Abschluss der »Lahme Literaten«

Lahme Literaten

Epilog: Literaturgeschichte.

Ein Panorama literarischer Mediokrität wird selber mittelmäßig, wenn es sich vom Prinzip allen Mittelmaßes, der endlosen Addition, bestimmen lässt. Darum wird dieses hier nicht mit einem weiteren Beispiel beschlossen, dem Dutzende andere folgen könnten, sondern mit einem Blick auf die Form, in der das Mittelmaß sich in seiner Geschichtsschreibung reflektiert. Literaturgeschichten, die einen gültigen Kanon voraussetzten, pflegten das Mittelmaß aus­zuschließen oder nur am Rande zu erwähnen.
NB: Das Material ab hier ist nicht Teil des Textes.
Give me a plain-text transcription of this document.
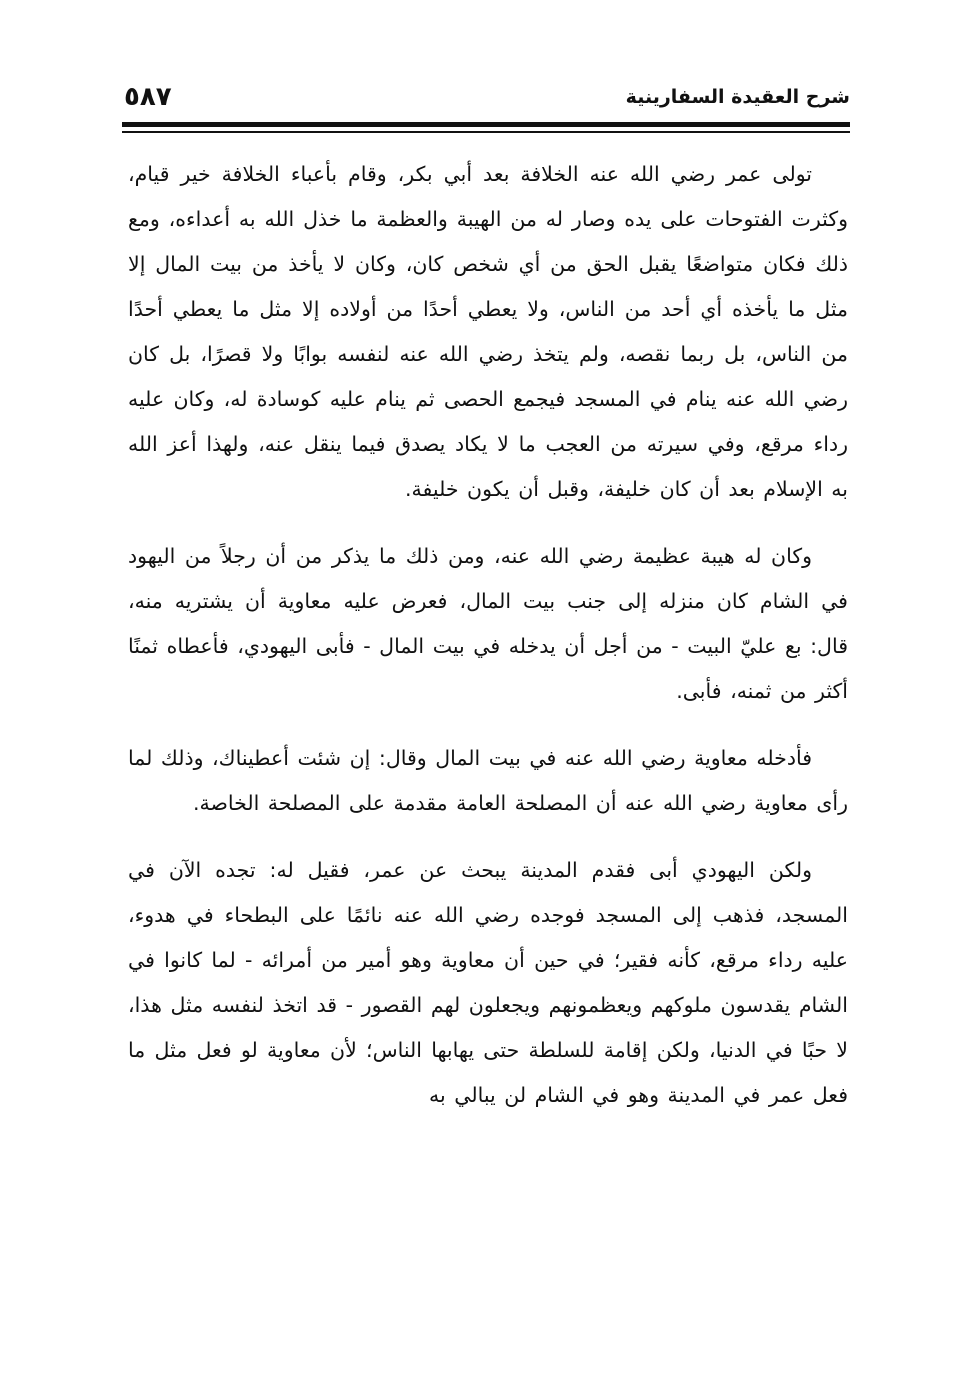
شرح العقيدة السفارينية
٥٨٧

تولى عمر رضي الله عنه الخلافة بعد أبي بكر، وقام بأعباء الخلافة خير قيام، وكثرت الفتوحات على يده وصار له من الهيبة والعظمة ما خذل الله به أعداءه، ومع ذلك فكان متواضعًا يقبل الحق من أي شخص كان، وكان لا يأخذ من بيت المال إلا مثل ما يأخذه أي أحد من الناس، ولا يعطي أحدًا من أولاده إلا مثل ما يعطي أحدًا من الناس، بل ربما نقصه، ولم يتخذ رضي الله عنه لنفسه بوابًا ولا قصرًا، بل كان رضي الله عنه ينام في المسجد فيجمع الحصى ثم ينام عليه كوسادة له، وكان عليه رداء مرقع، وفي سيرته من العجب ما لا يكاد يصدق فيما ينقل عنه، ولهذا أعز الله به الإسلام بعد أن كان خليفة، وقبل أن يكون خليفة.

وكان له هيبة عظيمة رضي الله عنه، ومن ذلك ما يذكر من أن رجلاً من اليهود في الشام كان منزله إلى جنب بيت المال، فعرض عليه معاوية أن يشتريه منه، قال: بع عليّ البيت - من أجل أن يدخله في بيت المال - فأبى اليهودي، فأعطاه ثمنًا أكثر من ثمنه، فأبى.

فأدخله معاوية رضي الله عنه في بيت المال وقال: إن شئت أعطيناك، وذلك لما رأى معاوية رضي الله عنه أن المصلحة العامة مقدمة على المصلحة الخاصة.

ولكن اليهودي أبى فقدم المدينة يبحث عن عمر، فقيل له: تجده الآن في المسجد، فذهب إلى المسجد فوجده رضي الله عنه نائمًا على البطحاء في هدوء، عليه رداء مرقع، كأنه فقير؛ في حين أن معاوية وهو أمير من أمرائه - لما كانوا في الشام يقدسون ملوكهم ويعظمونهم ويجعلون لهم القصور - قد اتخذ لنفسه مثل هذا، لا حبًا في الدنيا، ولكن إقامة للسلطة حتى يهابها الناس؛ لأن معاوية لو فعل مثل ما فعل عمر في المدينة وهو في الشام لن يبالي به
Noch die lesenswerte Literaturgeschichte, die der Berliner Germanist Peter Sprengel 2004 für die Zeit von 1870 bis 1918 vorgelegt hat, hält sich an dieses Rezept, widmet dem Mediokren aber Exkurse. ­Einen Gegenentwurf zur klassischen Variante hat der Stuttgarter Literaturwissenschaftler Heinz Schlaffer geschrieben: »Die ­kurze Geschichte der deutschen Literatur«, 2002 erschienen, entwickelt ihren Gegenstand auf 150 Seiten ohne Fußnoten mit Mut zum ungedeckten Urteil und in einer konzisen Eleganz, die der bräsigen Gelehrsamkeit des deutschen Historikerstandes den angemessen polemischen Bescheid erteilt. Stilbildend für das Selbstverständnis deutschsprachiger Gegenwartsliteratur wurde aber weder Sprengels Solidität noch Schlaffers Witz, sondern ein Autor, dessen öde Jovialität mit der lahmen Literatur, deren Loblied sie singt, glänzend harmoniert: Volker Weidermann.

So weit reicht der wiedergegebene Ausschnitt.